Iraq violence: Shootings and bombings leave 33 dead

image captionIraqi security forces have failed to stem the bloodshed

A series of shootings and bombings have left at least 33 people dead across Iraq, officials say.

In Baghdad, the bodies of 18 people who had been executed were found in Shia and Sunni districts, including three men and two women from the same family.

Meanwhile, nine people died and 20 were injured in the city of Ramadi, west of the capital, when suicide bombers and gunmen attacked two police stations.

Sectarian violence has surged across the country in recent months.

The UN says 979 people - including 158 police and 127 military personnel - were killed in violent attacks in October. More than 6,500 civilians have died since January, the highest annual toll since 2008.

Shot in the head

On Wednesday, police in Baghdad found the bodies of eight men who had been shot in the head and dumped in farmland in the predominantly Sunni southern suburb of Arab Jabour.

The bodies of another five men were found in the north-western Shia district of Shula. The victims had their hands and legs bound and had gunshot wounds to their heads and chests.

The five members of the same family were shot dead in the mainly Shia district of Hurriya. The victims were reportedly Sunnis.

And one civilian was killed when gunmen opened fire on people at a bus station in the Bayaa district, another Shia district in the south of the city.

A bomb also exploded in a commercial area in the southern Dora district, killing two civilians, while at least one other person died when mortars shells hit a nearby area.

In Ramadi, the capital of western province of Anbar, police were targeted in two separate attacks.

The first saw a suicide bomber blow up an explosives-packed vehicle next to a police station on the city's outskirts before an assault was launched by gunmen and other suicide bombers. Later, a separate suicide bombing took place at a police station to the north.

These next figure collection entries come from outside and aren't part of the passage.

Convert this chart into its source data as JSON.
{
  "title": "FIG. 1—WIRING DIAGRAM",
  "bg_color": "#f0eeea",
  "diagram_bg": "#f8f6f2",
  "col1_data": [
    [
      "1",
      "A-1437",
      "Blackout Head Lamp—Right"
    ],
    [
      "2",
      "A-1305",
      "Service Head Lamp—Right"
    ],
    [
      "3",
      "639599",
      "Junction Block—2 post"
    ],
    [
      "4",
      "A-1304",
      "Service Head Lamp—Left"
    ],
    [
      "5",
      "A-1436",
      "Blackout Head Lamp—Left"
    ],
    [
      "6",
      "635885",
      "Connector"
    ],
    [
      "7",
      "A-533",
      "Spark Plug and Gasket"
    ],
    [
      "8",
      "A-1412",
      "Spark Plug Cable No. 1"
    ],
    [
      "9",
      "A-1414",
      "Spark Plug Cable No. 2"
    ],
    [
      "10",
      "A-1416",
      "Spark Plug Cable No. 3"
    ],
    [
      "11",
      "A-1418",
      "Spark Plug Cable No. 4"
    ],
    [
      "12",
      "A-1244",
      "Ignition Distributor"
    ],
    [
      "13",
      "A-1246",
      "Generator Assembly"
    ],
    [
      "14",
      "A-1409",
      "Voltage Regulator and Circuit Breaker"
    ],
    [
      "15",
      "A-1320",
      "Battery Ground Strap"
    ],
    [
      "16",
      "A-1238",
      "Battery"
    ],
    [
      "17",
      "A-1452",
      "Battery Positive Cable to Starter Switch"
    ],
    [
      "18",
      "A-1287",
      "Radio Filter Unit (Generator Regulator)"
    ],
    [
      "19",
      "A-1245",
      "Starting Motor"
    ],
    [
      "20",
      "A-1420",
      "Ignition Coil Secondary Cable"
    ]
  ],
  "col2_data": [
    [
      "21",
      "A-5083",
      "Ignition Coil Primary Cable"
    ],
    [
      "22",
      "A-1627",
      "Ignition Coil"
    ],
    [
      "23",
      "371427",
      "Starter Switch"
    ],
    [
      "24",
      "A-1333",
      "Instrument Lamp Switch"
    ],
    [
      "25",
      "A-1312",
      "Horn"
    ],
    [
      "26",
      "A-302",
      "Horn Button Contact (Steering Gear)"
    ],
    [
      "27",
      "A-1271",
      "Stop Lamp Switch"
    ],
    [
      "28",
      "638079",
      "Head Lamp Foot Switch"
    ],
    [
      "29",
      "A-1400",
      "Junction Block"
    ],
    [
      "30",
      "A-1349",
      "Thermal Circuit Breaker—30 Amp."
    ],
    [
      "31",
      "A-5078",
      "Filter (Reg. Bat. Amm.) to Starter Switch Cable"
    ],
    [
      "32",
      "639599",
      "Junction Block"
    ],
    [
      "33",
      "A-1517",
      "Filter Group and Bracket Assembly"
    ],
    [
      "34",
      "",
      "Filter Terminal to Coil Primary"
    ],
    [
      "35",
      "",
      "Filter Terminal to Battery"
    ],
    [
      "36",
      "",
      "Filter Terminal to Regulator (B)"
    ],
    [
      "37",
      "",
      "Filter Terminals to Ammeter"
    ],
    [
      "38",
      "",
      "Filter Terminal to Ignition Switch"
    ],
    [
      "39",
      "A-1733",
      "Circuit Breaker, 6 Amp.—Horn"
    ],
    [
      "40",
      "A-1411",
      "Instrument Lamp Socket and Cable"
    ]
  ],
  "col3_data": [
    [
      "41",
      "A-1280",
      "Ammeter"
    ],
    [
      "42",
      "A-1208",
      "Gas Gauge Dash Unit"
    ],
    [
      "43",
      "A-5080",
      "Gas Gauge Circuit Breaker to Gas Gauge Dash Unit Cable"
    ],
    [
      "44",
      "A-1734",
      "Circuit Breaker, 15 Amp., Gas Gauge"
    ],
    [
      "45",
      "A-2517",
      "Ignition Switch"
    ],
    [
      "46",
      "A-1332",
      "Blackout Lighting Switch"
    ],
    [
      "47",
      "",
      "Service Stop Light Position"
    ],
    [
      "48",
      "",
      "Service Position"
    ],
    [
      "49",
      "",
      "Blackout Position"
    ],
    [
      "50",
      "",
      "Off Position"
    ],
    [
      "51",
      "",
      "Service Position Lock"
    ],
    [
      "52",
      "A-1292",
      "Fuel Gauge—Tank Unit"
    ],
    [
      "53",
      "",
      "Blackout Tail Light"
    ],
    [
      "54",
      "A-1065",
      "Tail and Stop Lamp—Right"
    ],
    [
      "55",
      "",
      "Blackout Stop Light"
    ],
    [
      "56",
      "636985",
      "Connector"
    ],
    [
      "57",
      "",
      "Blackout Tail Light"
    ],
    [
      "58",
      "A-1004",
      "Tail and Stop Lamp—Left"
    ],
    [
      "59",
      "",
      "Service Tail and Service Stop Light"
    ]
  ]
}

Meanwhile, in the northern city of Mosul, two teachers were shot dead.

The United Nations has called on Iraq's political leaders to co-operate to end the bloodshed, which has escalated since an army raid on a Sunni Arab anti-government protest camp in April 2013.

The protesters had called for the resignation of Shia Prime Minister Nouri Maliki, who they accused of targeting the minority Sunni community.

Iraq has also seen a spill-over of violence from the conflict in Syria, where jihadist rebels linked to the Islamic State of Iraq, a Sunni militant umbrella group that includes al-Qaeda, have risen to prominence.